Methods: This prospective cohort study included patients with systemic inflammatory response syndrome who were suspected of having community-acquired infections. It was conducted in a medical emergency department and department of infectious diseases at a university hospital. A multiplex immunoassay measuring soluble urokinase-type plasminogen activator (suPAR) and soluble triggering receptor expressed on myeloid cells (sTREM)-1 and macrophage migration inhibitory factor (MIF) was used in parallel with standard measurements of C-reactive protein (CRP), procalcitonin (PCT), and neutrophils. Two composite markers were constructed - one including a linear combination of the three best performing markers and another including all six - and the area under the receiver operating characteristic curve (AUC) was used to compare their performance and those of the individual markers.

Results: A total of 151 patients were eligible for analysis. Of these, 96 had bacterial infections. The AUCs for detection of a bacterial cause of inflammation were 0.50 (95% confidence interval [CI] 0.40 to 0.60) for suPAR, 0.61 (95% CI 0.52 to 0.71) for sTREM-1, 0.63 (95% CI 0.53 to 0.72) for MIF, 0.72 (95% CI 0.63 to 0.79) for PCT, 0.74 (95% CI 0.66 to 0.81) for neutrophil count, 0.81 (95% CI 0.73 to 0.86) for CRP, 0.84 (95% CI 0.71 to 0.91) for the composite three-marker test, and 0.88 (95% CI 0.81 to 0.92) for the composite six-marker test. The AUC of the six-marker test was significantly greater than that of the single markers.

Conclusion: Combining information from several markers improves diagnostic accuracy in detecting bacterial versus nonbacterial causes of inflammation. Measurements of suPAR, sTREM-1 and MIF had limited value as single markers, whereas PCT and CRP exhibited acceptable diagnostic characteristics.

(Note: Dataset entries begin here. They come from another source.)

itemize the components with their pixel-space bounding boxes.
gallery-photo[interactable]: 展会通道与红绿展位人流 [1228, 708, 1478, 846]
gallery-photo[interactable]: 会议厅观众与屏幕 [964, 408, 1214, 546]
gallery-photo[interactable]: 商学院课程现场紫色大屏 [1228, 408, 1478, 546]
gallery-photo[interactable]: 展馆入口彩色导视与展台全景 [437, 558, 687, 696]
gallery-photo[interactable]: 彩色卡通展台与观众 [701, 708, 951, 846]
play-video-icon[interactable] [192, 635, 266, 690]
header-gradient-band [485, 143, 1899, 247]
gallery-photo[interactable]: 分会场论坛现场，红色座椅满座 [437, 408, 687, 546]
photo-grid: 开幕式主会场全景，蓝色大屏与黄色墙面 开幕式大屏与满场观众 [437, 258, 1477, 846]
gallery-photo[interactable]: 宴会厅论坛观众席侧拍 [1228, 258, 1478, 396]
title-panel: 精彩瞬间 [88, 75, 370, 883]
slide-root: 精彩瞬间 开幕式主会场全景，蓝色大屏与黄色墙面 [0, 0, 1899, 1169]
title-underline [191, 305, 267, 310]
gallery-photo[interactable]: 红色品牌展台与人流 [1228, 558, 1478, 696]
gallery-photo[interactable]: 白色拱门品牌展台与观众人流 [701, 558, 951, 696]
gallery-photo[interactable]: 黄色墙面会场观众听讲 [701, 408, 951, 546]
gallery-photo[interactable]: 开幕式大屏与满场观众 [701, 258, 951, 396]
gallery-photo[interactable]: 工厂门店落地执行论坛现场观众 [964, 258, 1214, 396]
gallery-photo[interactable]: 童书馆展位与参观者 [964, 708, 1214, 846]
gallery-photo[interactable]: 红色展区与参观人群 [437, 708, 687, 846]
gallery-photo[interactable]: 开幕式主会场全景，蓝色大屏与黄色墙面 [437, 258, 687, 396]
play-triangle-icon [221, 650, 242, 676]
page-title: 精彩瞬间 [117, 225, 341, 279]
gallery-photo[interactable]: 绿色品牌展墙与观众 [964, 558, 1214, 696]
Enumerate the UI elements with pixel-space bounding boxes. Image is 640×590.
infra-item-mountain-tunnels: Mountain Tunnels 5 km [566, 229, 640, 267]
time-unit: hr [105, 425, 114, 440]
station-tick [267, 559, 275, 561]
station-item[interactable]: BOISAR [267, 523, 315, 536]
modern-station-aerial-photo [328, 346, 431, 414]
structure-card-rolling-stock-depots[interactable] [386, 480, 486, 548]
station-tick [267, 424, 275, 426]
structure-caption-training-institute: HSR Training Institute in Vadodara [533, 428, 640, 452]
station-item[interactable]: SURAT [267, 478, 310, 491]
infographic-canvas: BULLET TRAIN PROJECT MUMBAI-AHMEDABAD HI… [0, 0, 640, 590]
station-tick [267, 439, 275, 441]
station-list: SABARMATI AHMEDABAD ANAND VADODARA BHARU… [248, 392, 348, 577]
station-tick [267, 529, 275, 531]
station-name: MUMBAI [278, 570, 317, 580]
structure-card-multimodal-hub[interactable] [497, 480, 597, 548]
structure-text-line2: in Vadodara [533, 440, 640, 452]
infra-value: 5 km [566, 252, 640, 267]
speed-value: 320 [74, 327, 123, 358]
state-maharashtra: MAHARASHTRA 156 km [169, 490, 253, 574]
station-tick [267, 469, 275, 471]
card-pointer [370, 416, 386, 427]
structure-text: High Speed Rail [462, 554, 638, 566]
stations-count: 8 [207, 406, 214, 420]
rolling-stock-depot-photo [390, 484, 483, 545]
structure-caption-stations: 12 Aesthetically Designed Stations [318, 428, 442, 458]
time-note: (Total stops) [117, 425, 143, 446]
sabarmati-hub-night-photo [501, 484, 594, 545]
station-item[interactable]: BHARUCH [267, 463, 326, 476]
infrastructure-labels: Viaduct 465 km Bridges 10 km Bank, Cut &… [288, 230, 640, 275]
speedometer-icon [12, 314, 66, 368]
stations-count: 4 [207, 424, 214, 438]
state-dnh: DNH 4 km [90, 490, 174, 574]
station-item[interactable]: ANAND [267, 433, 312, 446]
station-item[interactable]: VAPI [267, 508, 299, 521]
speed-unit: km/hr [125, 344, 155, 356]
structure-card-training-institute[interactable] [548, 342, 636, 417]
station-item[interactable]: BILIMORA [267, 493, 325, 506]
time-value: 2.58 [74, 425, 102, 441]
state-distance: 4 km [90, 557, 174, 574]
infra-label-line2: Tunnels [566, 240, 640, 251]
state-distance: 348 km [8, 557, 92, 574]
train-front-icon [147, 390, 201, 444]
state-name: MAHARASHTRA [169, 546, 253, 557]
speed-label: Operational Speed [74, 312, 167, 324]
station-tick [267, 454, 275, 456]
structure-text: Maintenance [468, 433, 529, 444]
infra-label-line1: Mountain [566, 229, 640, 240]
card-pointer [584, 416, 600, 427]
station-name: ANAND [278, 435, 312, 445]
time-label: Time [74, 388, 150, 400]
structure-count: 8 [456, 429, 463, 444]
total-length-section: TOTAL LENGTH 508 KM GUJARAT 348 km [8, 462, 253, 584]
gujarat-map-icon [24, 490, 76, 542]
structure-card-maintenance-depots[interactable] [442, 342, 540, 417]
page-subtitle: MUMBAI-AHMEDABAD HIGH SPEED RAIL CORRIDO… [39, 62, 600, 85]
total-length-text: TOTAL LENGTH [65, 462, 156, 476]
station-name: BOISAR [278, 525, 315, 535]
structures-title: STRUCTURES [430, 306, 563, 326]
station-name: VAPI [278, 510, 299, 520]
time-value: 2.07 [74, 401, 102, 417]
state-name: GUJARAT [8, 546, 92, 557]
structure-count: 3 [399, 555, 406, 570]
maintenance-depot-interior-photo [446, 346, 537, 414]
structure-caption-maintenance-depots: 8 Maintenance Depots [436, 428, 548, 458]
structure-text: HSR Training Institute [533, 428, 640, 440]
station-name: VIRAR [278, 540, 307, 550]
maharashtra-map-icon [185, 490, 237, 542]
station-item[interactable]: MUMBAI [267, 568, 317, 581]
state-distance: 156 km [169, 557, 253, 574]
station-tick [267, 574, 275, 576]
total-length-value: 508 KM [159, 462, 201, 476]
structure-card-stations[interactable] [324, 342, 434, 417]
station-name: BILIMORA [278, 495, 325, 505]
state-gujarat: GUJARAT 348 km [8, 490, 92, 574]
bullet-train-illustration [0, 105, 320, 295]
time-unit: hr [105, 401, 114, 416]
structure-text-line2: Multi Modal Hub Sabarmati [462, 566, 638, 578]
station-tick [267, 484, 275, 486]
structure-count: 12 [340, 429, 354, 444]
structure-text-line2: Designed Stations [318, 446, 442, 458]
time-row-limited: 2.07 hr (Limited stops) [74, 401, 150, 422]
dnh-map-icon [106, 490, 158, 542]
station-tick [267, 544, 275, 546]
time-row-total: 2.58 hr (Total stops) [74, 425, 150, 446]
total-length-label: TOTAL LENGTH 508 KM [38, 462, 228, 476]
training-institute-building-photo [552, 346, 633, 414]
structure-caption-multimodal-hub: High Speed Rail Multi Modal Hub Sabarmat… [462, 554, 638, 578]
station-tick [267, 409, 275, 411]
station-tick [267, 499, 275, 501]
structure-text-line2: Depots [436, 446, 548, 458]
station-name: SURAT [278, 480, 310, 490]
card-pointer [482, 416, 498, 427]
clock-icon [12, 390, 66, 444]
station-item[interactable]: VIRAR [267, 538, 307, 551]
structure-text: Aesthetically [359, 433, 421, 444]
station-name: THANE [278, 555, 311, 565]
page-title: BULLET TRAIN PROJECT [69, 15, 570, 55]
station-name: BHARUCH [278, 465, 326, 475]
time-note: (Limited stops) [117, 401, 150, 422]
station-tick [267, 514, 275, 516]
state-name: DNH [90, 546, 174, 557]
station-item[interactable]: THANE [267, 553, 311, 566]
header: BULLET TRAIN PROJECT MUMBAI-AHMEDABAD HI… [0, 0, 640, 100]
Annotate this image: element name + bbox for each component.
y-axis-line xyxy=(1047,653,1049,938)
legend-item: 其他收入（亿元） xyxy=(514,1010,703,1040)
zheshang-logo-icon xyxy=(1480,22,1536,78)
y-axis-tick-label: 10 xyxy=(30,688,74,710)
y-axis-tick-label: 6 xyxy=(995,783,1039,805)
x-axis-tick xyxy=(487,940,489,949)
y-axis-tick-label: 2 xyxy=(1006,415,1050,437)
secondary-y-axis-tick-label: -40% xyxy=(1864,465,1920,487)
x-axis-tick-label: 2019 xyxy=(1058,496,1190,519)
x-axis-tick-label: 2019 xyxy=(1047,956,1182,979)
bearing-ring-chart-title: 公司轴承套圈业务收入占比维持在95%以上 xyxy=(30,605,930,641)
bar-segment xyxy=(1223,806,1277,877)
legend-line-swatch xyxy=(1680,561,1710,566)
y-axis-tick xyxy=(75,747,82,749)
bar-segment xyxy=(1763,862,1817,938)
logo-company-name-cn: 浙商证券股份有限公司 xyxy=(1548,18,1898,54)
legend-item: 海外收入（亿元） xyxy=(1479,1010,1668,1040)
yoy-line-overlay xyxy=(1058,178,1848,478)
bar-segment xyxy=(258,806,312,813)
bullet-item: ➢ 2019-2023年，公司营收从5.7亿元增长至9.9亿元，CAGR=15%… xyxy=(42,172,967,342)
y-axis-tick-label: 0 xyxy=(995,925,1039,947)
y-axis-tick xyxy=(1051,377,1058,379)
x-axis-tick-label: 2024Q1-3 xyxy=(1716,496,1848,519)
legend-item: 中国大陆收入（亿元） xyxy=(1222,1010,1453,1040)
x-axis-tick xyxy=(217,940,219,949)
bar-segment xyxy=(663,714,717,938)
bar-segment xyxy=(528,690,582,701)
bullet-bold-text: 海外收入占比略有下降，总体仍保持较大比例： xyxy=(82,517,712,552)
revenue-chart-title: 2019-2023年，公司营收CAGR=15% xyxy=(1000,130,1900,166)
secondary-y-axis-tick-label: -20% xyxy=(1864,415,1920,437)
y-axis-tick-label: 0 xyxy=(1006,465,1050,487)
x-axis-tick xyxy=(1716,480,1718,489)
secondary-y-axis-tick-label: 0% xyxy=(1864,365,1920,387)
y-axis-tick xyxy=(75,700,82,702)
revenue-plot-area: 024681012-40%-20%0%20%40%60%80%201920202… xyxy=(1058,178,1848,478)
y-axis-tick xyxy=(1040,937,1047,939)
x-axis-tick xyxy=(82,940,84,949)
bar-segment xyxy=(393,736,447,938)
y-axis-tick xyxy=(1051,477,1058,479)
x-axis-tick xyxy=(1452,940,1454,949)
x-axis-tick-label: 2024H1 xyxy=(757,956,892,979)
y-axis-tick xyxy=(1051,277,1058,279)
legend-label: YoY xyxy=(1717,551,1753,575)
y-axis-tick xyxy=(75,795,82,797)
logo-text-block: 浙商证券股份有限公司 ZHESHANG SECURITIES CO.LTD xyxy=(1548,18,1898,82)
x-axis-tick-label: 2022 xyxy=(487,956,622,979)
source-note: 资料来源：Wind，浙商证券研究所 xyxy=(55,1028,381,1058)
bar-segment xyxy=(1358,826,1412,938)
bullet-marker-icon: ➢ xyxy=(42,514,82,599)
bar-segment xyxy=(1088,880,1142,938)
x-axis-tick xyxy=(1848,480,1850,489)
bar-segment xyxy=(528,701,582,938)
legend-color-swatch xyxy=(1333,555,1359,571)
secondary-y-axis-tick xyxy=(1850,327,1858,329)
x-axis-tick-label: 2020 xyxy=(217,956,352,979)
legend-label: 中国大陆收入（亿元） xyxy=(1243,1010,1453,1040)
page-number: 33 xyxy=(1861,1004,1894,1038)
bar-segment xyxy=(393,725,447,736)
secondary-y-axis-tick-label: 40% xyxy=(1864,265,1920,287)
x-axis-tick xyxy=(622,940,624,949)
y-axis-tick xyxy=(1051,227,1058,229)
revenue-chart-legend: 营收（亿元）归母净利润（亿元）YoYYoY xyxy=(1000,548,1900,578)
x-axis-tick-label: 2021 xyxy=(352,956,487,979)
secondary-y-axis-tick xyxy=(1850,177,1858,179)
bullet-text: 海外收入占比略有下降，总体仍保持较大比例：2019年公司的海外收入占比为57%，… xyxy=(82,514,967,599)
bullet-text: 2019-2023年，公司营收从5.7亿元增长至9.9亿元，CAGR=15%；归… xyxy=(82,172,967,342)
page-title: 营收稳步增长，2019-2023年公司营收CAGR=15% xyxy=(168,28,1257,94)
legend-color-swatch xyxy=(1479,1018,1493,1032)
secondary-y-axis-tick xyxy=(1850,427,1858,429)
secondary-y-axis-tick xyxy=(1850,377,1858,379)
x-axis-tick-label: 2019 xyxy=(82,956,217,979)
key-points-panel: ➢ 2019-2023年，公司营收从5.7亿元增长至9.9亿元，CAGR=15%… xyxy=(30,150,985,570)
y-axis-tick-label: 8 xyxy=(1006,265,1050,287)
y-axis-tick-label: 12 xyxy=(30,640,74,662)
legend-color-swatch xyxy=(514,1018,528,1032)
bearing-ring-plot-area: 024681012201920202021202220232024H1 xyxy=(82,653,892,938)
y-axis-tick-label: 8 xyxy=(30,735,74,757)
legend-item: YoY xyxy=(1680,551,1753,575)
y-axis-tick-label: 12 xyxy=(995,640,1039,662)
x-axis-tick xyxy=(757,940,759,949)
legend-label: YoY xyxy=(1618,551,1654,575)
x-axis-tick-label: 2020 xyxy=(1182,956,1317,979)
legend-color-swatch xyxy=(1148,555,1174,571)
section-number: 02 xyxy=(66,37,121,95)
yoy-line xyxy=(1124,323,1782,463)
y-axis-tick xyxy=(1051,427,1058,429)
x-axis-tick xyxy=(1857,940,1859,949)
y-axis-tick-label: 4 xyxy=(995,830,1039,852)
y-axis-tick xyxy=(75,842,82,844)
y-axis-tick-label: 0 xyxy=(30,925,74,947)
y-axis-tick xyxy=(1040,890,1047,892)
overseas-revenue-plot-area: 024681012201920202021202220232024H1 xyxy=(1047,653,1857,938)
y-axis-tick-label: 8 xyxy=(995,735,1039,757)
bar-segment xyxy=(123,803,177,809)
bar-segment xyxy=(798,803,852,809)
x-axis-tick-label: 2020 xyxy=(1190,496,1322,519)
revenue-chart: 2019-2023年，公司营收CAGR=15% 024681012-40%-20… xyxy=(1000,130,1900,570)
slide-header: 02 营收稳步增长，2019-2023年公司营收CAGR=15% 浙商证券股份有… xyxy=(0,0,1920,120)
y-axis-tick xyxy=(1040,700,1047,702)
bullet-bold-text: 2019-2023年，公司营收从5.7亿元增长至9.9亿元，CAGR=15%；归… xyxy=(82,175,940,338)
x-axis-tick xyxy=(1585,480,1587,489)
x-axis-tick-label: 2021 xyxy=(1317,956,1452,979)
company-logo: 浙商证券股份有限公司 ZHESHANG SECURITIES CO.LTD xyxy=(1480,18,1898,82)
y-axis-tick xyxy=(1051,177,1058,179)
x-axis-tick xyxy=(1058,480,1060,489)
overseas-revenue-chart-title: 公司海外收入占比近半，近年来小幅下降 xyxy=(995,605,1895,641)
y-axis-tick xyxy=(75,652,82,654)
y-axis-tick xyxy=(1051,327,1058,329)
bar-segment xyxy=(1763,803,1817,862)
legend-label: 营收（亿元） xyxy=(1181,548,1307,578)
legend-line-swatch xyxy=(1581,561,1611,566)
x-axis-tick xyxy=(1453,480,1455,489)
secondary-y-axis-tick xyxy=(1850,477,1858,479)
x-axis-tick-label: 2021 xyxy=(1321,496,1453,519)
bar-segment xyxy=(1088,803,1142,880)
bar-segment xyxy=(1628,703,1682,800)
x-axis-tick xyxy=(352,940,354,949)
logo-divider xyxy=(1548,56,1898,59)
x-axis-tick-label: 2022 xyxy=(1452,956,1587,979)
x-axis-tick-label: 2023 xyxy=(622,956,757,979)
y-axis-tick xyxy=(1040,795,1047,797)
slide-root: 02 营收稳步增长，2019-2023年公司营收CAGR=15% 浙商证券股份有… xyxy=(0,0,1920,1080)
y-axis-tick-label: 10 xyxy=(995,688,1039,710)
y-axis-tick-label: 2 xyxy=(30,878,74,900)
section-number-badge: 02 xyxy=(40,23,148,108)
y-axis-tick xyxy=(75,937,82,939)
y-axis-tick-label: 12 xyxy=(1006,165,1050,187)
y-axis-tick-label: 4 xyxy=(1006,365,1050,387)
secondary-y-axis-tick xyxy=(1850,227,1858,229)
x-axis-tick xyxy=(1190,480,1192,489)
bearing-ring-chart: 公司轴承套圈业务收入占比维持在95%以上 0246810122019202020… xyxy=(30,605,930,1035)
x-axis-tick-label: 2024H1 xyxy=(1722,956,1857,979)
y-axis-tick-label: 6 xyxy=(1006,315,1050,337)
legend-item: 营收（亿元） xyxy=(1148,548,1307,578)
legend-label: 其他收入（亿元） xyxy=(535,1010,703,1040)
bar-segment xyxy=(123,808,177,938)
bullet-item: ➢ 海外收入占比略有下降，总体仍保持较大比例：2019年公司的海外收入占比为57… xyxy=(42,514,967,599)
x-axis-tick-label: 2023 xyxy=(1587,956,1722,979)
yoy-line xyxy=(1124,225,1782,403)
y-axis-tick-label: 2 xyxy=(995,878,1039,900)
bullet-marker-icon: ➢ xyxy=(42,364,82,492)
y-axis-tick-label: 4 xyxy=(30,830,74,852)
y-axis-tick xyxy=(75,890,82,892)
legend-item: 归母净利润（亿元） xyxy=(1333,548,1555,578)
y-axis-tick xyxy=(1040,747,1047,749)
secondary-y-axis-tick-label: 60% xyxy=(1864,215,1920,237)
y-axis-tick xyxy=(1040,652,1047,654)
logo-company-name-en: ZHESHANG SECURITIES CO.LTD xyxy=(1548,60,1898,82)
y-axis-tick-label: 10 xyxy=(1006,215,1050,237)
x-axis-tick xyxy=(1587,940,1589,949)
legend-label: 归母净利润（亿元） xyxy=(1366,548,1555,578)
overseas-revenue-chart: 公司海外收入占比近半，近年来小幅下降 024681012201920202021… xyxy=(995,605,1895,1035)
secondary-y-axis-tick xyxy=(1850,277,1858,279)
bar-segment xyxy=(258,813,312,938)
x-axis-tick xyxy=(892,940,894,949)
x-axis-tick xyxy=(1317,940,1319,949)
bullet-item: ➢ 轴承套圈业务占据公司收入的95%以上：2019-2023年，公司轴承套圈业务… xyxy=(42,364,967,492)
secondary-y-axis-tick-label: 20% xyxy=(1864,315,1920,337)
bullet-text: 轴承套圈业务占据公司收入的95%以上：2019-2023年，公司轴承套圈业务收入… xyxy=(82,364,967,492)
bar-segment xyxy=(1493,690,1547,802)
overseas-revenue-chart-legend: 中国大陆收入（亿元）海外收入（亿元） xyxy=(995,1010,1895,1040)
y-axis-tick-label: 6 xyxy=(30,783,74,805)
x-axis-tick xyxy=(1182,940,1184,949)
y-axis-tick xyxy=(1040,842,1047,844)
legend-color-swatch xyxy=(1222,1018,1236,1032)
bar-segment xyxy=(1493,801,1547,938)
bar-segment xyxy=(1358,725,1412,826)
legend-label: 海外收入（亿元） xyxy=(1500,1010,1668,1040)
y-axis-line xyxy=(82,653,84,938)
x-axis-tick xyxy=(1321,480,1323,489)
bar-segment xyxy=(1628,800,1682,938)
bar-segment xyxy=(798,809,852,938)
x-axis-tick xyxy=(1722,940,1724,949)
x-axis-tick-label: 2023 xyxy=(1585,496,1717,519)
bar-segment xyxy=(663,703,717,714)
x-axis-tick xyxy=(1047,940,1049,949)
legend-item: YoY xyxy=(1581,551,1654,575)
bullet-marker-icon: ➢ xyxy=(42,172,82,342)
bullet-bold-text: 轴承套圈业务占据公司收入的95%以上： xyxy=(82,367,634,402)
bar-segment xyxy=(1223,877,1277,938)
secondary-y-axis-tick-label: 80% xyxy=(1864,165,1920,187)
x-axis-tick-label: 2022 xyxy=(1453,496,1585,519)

Trial registration: ClinicalTrials.gov NCT00389337.

Figure 1

Flowchart of the patients included in the study. Flowchart describing the number of patients included in the study, the reasons for subsequent exclusions, the final diagnoses of the patients, and the ability C-reactive protein (CRP), procalcitonin (PCT), and the three-marker and six-marker combined tests to correctly diagnose patients as having bacterial infection. Optimal cutoffs for bacterial infection (determined by Youdens Index) were used for all four markers. SIRS, systemic inflammatory response syndrome.

Figure 2

Plasma concentrations of the markers. Shown are individual admission plasma concentrations of (a) C-reactive protein (CRP), (b) procalcitonin (PCT), (c) neutrophil count, (d) soluble urokinase-type plasminogen activator receptor (suPAR), (e) soluble triggering receptor expressed on myeloid cells (sTREM)-1 and (f) macrophage migration inhibitory factor (MIF) in patients with no infection (circle), bacterial (triangle, apex up), viral (triangle, apex down), or parasitic infection (square). Bars represent the medians of the concentrations.

Figure 3

ROC curves comparing markers' ability to detect bacterial infections in patients with systemic inflammation. Receiver operating characteristic (ROC) curves comparing soluble urokinase-type plasminogen activator receptor (suPAR), soluble triggering receptor expressed on myeloid cells (sTREM)-1, macrophage migration inhibitory factor (MIF), neutrophil count, procalcitonin (PCT), C-reactive protein (CRP), and the combined three-marker and six-marker tests for detection of bacterial versus nonbacterial causes of systemic inflammation.